In that spirit we offer some timeless observations about love and marriage.

It ought to make us feel ashamed when we talk like we know what we’re talking about when we talk about love.
—Raymond Carver, “What We Talk about When We Talk about Love”

It is a truth universally acknowledged, that a single man in possession of a good fortune, must be in want of a wife.
—Jane Austen, Pride and Prejudice

At the door he took her in his arms once more and felt her cling to him. If he had held her a moment longer he would have given her all the reassurance she needed for some time to come, but he remembered the people downstairs, and let go. It was not his failure entirely. Women are never ready to let go of love at the point where men are satisfied and able to turn to something else.

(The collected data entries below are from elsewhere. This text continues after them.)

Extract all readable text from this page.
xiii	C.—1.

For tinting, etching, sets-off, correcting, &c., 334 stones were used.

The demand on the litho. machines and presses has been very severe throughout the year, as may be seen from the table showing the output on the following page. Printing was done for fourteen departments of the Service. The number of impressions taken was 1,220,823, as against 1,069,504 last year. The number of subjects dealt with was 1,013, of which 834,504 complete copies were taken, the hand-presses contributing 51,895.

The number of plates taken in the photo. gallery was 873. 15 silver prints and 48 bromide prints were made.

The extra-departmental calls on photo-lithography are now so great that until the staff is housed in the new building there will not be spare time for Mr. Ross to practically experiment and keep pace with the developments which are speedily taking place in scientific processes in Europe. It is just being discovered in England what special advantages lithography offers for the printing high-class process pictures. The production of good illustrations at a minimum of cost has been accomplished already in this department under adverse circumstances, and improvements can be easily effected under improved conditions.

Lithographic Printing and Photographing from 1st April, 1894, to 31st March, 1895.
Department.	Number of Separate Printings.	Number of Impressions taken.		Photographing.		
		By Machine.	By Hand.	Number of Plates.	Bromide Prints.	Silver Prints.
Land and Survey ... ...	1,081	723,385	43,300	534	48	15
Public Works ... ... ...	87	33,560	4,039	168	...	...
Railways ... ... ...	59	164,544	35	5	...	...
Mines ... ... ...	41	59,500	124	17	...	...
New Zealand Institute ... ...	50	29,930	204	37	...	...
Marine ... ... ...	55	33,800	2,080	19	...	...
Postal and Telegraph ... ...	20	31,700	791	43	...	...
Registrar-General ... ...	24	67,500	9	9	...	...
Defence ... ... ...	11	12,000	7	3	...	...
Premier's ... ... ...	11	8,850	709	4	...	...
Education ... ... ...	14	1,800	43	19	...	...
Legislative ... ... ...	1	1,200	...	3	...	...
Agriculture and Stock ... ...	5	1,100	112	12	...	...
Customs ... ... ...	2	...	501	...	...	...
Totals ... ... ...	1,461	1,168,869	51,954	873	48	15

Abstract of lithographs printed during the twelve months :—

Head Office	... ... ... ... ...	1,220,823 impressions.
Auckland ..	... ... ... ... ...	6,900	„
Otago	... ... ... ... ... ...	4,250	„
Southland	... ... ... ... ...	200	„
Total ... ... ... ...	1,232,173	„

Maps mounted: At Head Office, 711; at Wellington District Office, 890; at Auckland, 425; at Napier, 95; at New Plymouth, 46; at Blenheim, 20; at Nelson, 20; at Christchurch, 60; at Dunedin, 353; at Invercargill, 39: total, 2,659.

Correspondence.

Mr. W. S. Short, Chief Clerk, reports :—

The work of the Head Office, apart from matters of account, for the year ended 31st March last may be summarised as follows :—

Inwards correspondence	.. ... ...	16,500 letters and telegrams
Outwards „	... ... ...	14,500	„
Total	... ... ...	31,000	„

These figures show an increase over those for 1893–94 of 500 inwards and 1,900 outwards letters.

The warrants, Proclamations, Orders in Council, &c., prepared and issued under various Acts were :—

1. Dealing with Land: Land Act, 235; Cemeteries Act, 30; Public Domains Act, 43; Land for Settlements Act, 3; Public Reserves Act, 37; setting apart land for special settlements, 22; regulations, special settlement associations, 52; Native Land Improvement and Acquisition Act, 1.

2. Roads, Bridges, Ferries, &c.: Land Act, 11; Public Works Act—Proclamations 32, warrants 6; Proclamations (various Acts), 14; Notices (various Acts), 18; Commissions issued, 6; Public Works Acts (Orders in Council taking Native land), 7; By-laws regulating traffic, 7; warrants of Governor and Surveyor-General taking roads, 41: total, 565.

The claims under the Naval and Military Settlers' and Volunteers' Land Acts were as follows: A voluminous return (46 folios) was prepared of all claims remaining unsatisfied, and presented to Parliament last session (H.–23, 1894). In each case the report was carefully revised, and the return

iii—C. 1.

It is a fault of timing that affects the whole human race. There is no telling how much harm it has caused.
—William Maxwell, Time Will Darken It

Love is only a dirty trick played on us to achieve continuation of the species.
—W. Somerset Maugham, The Summing Up

You said, “I love you.” Why is it that the most unoriginal thing we can say to one another is still the thing we long to hear? “I love you” is always a quotation. You did not say it first and neither did I, yet when you say it and when I say it we speak like savages who have found three words and worship them.
—Jeanette Winterson, Written on the Body

The true beloveds of this world are in their lover’s eyes lilacs opening, ship lights, school bells, a landscape, remembered conversations, friends, a child’s Sunday, lost voices, one’s favorite suit, autumn and all seasons, memory, yes, it being the earth and water of existence, memory.
—Truman Capote, Other Voices, Other Rooms

He folded his fear into a perfect rose. He held it out in the palm of his hand. She took it from him and put it in her hair.